Constructing a Linux-Based Network Testing System?

10Brett-T asks: "Is it possible to build a Linux box with two interfaces to test a network's ability to carry traffic between two ports? I work for a company developing ethernet switching hardware. We need to test its ability to carry traffic correctly under a variety of conditions. Various vendors have expensive test platforms available that may or may not do the tests we want, but we have a tight budget. We decided to try building a Linux system with two ethernet interfaces, and modify the routes to force the traffic to go across the network. Testing would be as simple as running an FTP connection between a client on one interface and a server on the other. This would be a great victory for Linux in our company, if I could get it working. The problem is that I cannot figure out how to bypass the Linux kernel's TCP/IP stack routing optimization.
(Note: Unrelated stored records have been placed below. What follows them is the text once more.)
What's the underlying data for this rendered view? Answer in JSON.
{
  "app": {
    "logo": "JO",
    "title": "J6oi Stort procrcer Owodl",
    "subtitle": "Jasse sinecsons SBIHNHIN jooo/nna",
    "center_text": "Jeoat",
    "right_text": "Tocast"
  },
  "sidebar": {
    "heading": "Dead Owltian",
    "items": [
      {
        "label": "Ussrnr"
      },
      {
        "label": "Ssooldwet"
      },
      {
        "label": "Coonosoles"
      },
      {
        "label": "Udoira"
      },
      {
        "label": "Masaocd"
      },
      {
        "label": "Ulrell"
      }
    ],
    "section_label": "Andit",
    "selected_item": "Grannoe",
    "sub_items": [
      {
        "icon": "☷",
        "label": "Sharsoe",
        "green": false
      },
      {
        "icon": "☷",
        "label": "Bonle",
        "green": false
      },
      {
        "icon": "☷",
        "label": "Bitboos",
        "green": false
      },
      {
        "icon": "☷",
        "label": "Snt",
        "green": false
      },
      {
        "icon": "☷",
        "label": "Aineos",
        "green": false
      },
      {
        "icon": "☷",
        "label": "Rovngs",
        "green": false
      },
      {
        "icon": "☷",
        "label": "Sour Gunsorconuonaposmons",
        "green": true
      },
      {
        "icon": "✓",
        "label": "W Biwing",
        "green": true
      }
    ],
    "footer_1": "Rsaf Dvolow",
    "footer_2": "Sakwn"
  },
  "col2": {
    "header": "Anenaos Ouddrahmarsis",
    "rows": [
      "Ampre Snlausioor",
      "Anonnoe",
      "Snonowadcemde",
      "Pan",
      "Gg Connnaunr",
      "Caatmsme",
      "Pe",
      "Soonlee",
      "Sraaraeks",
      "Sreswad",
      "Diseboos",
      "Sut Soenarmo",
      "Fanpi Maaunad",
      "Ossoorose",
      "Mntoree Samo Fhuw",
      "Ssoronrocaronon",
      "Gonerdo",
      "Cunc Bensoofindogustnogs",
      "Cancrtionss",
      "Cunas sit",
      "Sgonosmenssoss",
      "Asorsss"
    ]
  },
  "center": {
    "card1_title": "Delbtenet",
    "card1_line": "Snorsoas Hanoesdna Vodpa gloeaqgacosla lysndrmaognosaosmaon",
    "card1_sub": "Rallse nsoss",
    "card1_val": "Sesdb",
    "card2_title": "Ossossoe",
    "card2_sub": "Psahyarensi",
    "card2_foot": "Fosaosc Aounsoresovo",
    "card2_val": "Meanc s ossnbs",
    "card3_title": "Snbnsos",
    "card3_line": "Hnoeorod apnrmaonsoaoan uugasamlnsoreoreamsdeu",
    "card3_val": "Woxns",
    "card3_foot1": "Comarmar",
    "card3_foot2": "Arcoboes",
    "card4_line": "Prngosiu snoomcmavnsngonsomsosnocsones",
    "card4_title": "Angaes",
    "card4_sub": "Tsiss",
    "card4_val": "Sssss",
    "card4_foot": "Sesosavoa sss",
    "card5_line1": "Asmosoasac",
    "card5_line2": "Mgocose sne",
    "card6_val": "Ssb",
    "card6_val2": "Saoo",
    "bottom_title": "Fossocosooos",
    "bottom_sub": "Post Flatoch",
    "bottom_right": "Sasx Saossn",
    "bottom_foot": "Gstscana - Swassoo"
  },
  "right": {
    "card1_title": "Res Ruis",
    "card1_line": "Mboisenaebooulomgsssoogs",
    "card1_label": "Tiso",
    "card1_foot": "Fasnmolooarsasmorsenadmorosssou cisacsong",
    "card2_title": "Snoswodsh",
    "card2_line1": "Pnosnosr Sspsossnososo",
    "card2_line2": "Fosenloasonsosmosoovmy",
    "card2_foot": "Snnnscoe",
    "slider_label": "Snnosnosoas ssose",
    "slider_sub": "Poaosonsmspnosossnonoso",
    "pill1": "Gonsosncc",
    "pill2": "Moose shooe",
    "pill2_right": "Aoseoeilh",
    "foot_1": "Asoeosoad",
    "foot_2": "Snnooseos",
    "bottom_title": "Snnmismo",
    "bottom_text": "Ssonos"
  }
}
All the combinations of routing table modifications and iptables that I've tried still don't make the packets flow out the interfaces and on the wire instead of within the stack. Has anyone else tried something like this before? How did/would you approach this?"

forget Linux, try OpenBSD

[Permission+Denied]

OpenBSD has a number of features to do the "transparent" routing which you desire - basically, you can plug in two interfaces and route from one to the other without changing the packets at all. The OpenBSD box basically looks just like a hub or a dumb switch to its peers, eg, it doesn't even have an IP address assigned to either interface, it doesn't decrement ttl, it doesn't do TCP optimizations, etc. As far as I know, this is not possible with Linux and it sounds like this is exactly what you want. See this page for more information.

Re:forget Linux, try OpenBSD

[Permission+Denied]

Which means that the OpenBSD acts as a repeater (a hub) without any IP addresses on the 2 NICs, and without touching the packets it lets go through. Have I correctly understood what you said OpenBSD can do?

Yes, this is exactly correct.

His goal is to send packets on NIC 1, through his switching equipment, then through NIC 2, and check for errors.

You explained it more clearly than he did :)

This makes sense - it's much easier to write single a simple program that sends out data and then reads it back in, checking for errors, than it is to write two programs which run on separate machines to check the integrity.

My suggestion would then be to modify the kernel. I imagine it shouldn't be too hard to find the place in the kernel where it does this optimization and simply comment it out. Whenever I've needed to make a simple modification to the Linux kernel (like allowing people in group 80 to listen on port 80 to ensure my web server never starts as root, and simple stuff like that), I've found that the Linux kernel is pretty easy to grok and modify. In addition, this will show his management the power of having source code (one of his goals), as this sort of modification would probably be really hard to do with Windows :)

Ditto

[Clue4All]

The problem is that I cannot figure out how to bypass the Linux kernel's TCP/IP stack routing optimization. All the combinations of routing table modifications and iptables that I've tried still don't make the packets flow out the interfaces and on the wire instead of within the stack.

Nor could I. I spent the past year working on a thesis-like project for undergraduates building a new queueing mechanism using the Linux kernel. Using only one 300 Mhz processor and saturating two 100 BaseT interfaces would suck down about 1/3 of the CPU, and I found no way to bypass the stack. FreeBSD and OpenBSD can do it transparently if you want to give them a try.